PLM and CMS – Creating Vibrant Communities People Want to be Part of

Julian Morton, Business Director for Cambridge Management Services (CMS) in Newcastle, joins us to talk about how PLM supports community spirit and creates cohesion across their strata.

CMS is one of the premier Strata Management companies in Newcastle, NSW. Starting their journey in 2001, the company has now grown to incorporate three additional locations across Australia. Strong values that place the customer at the heart of all they do has helped them achieve steady and sustained growth over the years.

CMS builds vibrant, safe, and friendly communities that people want to be a part of. Being early adopters of technologies that support their vision and values is also a big part of their success.

Thanks for joining us today, Julian. Can you start by telling us how you have found the resident interaction to be with the PLM screens, from pushing out building information to helping new residents?

Yeah, sure it works really well with both.

With the remote management model we’ve got, people who are standing in transition waiting for a lift, their eyes are drawn to the advertising and general information screens. The loops that they are on mean they get the required information they need for that day, week, or even month.
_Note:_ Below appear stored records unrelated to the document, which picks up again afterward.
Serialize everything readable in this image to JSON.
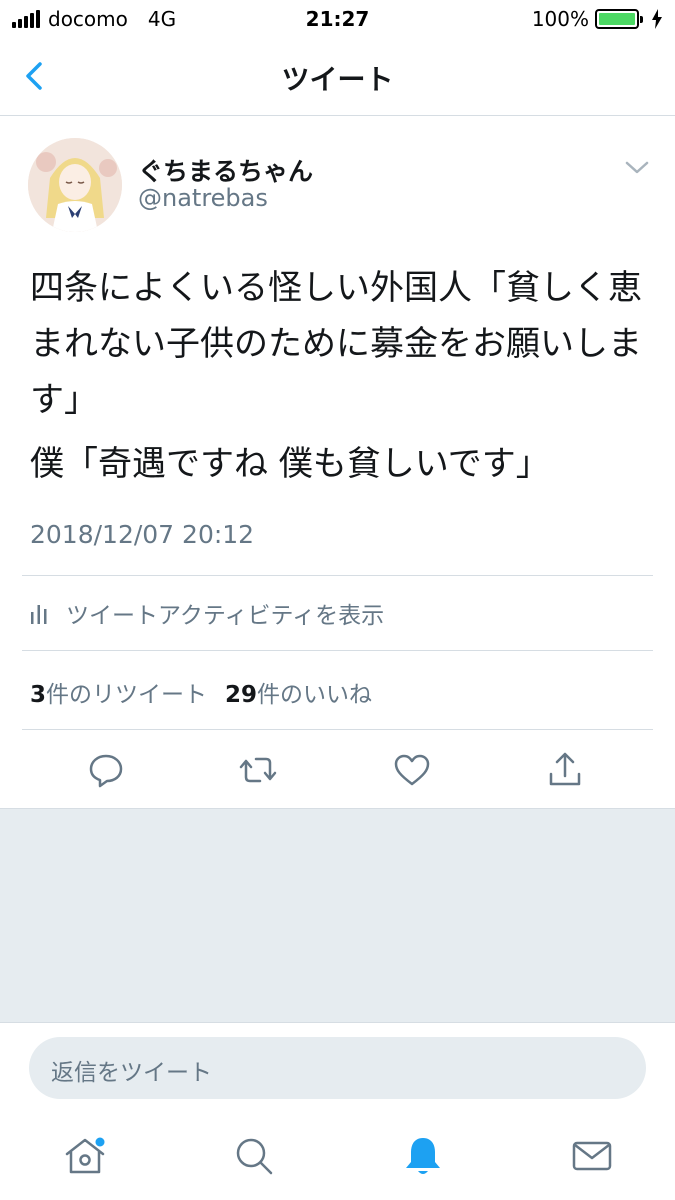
{
  "status_bar": {
    "carrier": "docomo",
    "network": "4G",
    "time": "21:27",
    "battery": "100%",
    "battery_color": "#4cd964"
  },
  "nav": {
    "title": "ツイート",
    "back_icon": "chevron-left-icon",
    "accent": "#1da1f2"
  },
  "tweet": {
    "display_name": "ぐちまるちゃん",
    "handle": "@natrebas",
    "text_line1": "四条によくいる怪しい外国人「貧しく恵まれない子供のために募金をお願いします」",
    "text_line2": "僕「奇遇ですね 僕も貧しいです」",
    "timestamp": "2018/12/07 20:12",
    "activity_label": "ツイートアクティビティを表示",
    "retweet_count": "3",
    "retweet_label": "件のリツイート",
    "like_count": "29",
    "like_label": "件のいいね"
  },
  "actions": [
    "reply-icon",
    "retweet-icon",
    "like-icon",
    "share-icon"
  ],
  "reply": {
    "placeholder": "返信をツイート"
  },
  "tab_bar": [
    "home-icon",
    "search-icon",
    "notifications-icon",
    "messages-icon"
  ]
}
So it’s a useful communication in conjunction with the other programs that we run.

As we come out of the COVID pandemic, how have you found the screens for resident interaction and revenue generation for community events – have you had any experience running events for committees?

Yeah, we’ve really got on the front foot with that and have run podium events. We had an acoustic soloist who sat between the two towers and was basically playing an afternoon’s worth of music for residents. It’s worked really well.
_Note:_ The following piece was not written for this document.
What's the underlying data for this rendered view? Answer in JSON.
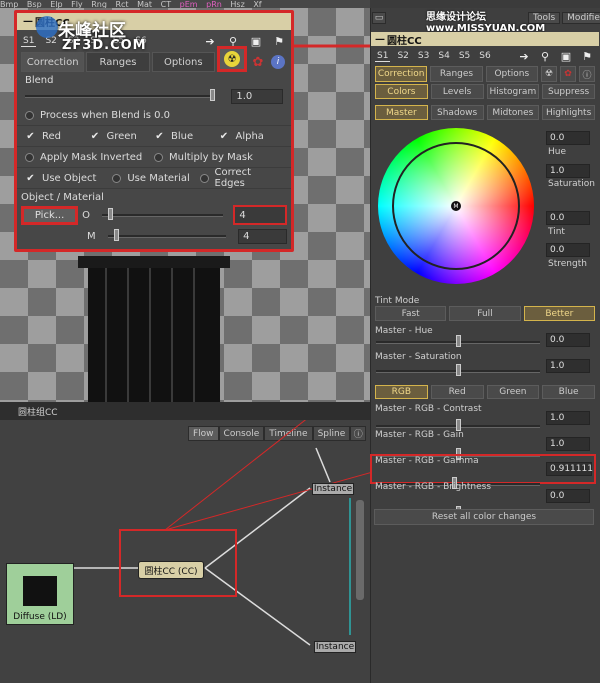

Part of our edict as Hunter is to do our job as traditional building managers as well as we can, but also focus on community and events, activation, and interaction.
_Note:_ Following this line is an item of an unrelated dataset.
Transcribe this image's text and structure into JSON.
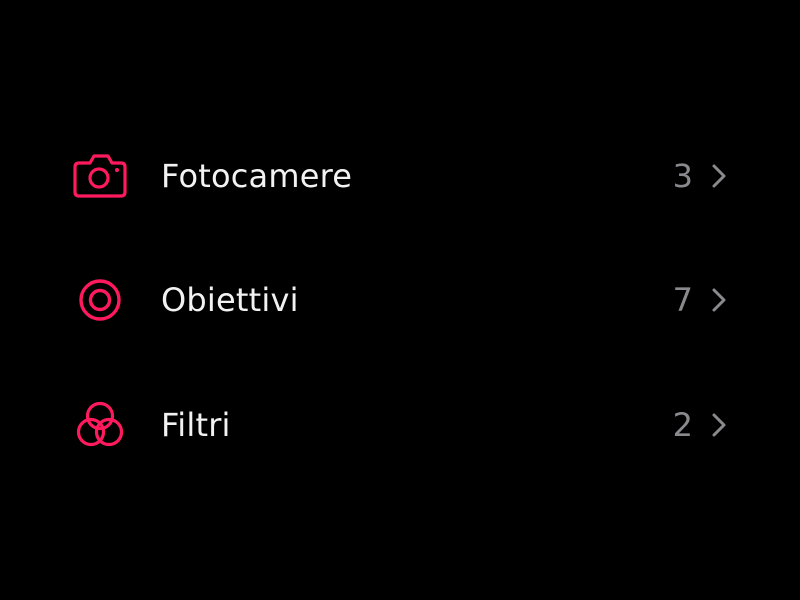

One area that we have is multiple touchpoints with multiple people, and if we can create a framework that encourages people to contribute to their communities, they’ll benefit from it as much as we do. They can form strong bonds, strong communities, and strong owners’ corporations, but the flip out of that is that people are safe, people are secure, and people have a community. They are three of the key drivers for people to enjoy strata living.

Have you found with your model of management that yes, ticking off functionality, you have what you need to keep the asset safe and secure but there’s also more onus on the harmonious lifestyle of living for those residents thanks to these screens? Have you targeted that as a way into the future?

Yes, sure, as much as we can with the recent pandemic and the way that it has been. I think a lot of people have spent a lot of time sitting in their homes, considering the costs and breaking it down. What’s nice is that although we like to think we’re doing a good job, people are understanding that they are getting value for money.

It’s not necessarily that they are getting more than what they are paying for, but they are getting what they are paying for plus an additional benefit of the efficiency of time that allows us to create or look for community events that can activate the demographic that lives within an asset.

As you know, a lot of assets have a genuine variety of people, so once we identify what motivates that community, we can create an event around it. Whether that be a wine and cheese night or a gardening group or a soloist on a podium.

Part of our strategy is that, say in a town like Newcastle, where the proximity to each asset is very close, we’re going to try getting buildings talking to each other to connect communities that have a lot of things in common. We can do this via the platforms we use, it is a possibility, we just have to figure out how we can do it, and how it will work.

Sure, and that adds value to the building and the community and creates spaces that people want to stay in. 

We want to front foot our communications and although we do use traditional forms of communication – like the note under the door – if we have a combined front, we can make sure everyone is being communicated to so there is no reason people won’t know what they need to know other than that they really don’t want to know.

So, putting on your small retail business owner hat for a moment, would you say the screens within these buildings make good business sense for advertising on?

Yeah, 100%, I think that’s the next step for smaller businesses, is to put together relevant opportunities where, say, a sandwich shop can look at how far they go in their local suburb and we can plug them in to generate revenue for the residential community but also the person advertising.

It’s mutual benefit and I think what has come out of the pandemic for Newcastle, in particular, is the benefit of community and the benefit of local. So we need to go out to these businesses and explain that.

There are other benefits too such as associations with large multinationals like Foxtel who advertise on the platform and other national brands, the association with that is beneficial for smaller businesses too.

And who do you think would benefit most from advertising on these screens?

Food and beverage places, definitely – local sandwich shops, coffee shops, and products relevant to residential living. But then you have gyms and bars and almost anything that is going to appeal to a large residential community.